Dan apa yang dilihatnya saat menoleh adalah tirai, lalu layar di luar tirai, dan bayangan terpantul di layar.
Ini adalah pertama kalinya makhluk kecil itu melihat bayangan di belakang layar.
Tubuh malas itu langsung segar kembali.
Makhluk kecil itu berdiri dengan cepat, menatap bayangan di layar tanpa berkedip.
Itu adalah Di Yu.
Namun, begitu dia berdiri, satu tangan jatuh di atas kepalanya.
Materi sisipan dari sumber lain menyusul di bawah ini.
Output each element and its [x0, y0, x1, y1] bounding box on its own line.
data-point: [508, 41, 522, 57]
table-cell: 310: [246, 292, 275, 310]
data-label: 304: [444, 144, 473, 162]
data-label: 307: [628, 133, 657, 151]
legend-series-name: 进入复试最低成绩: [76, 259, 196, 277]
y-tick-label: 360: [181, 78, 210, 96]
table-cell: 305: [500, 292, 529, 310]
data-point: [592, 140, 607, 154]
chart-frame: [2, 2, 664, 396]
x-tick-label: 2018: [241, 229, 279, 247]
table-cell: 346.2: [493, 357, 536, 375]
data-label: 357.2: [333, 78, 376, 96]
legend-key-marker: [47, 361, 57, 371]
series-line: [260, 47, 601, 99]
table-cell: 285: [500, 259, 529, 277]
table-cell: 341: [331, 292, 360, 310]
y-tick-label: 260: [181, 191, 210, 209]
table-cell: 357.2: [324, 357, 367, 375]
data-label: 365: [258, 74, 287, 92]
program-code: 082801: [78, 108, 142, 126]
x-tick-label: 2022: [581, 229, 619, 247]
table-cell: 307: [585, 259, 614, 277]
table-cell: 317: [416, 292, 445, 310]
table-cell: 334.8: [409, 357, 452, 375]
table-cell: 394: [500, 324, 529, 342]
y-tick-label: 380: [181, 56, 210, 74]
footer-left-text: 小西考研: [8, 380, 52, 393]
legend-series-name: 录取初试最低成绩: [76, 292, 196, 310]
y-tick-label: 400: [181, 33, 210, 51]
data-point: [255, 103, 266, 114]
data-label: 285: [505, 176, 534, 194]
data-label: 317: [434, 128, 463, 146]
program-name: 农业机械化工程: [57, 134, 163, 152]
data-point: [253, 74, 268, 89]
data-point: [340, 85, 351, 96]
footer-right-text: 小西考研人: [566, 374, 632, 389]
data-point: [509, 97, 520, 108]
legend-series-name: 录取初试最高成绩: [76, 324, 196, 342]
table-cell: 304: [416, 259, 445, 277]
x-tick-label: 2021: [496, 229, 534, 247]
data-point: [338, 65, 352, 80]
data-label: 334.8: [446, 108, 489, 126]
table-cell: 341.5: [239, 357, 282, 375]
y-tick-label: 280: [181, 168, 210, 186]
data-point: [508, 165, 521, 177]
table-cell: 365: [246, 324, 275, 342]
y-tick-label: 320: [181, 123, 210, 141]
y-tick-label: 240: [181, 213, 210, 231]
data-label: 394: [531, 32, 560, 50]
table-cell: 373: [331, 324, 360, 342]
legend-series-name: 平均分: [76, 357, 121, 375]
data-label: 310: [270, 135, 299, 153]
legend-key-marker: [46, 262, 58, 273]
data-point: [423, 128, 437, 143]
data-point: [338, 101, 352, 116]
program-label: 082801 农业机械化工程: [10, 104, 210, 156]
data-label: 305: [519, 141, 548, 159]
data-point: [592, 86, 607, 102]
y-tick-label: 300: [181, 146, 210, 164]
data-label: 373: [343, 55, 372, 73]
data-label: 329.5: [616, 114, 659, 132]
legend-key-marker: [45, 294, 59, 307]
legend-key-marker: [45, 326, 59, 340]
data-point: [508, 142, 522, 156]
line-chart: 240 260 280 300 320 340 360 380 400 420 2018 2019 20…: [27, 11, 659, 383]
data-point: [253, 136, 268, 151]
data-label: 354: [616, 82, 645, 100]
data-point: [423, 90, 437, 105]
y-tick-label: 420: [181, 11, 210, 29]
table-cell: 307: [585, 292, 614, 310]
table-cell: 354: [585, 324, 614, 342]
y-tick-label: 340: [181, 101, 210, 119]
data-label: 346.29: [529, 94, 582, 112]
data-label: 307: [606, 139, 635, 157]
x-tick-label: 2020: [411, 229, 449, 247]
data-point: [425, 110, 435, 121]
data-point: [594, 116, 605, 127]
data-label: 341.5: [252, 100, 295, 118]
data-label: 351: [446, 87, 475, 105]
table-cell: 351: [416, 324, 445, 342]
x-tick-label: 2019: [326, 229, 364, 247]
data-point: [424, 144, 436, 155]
Suara Shang Liang Yue jatuh ke telinganya, "Bai Bai, kamu menghalangiku."
Kata Shang Liang Yue, menekan benda kecil itu ke bawah.
Jangan biarkan Bai Bai menghalangi pandangannya.
Bai Bai mengira Shang Liang Yue akan menyentuhnya, dan hendak menggosok telapak tangannya.
Mendengar kata-kata Shang Liang Yue, si kecil tertegun.
Menghalangi?
Apa yang menghalanginya?
Makhluk kecil itu ingin melihat Shang Liang Yue, tetapi segera, ia merasakan sesuatu dan segera melihat ke luar.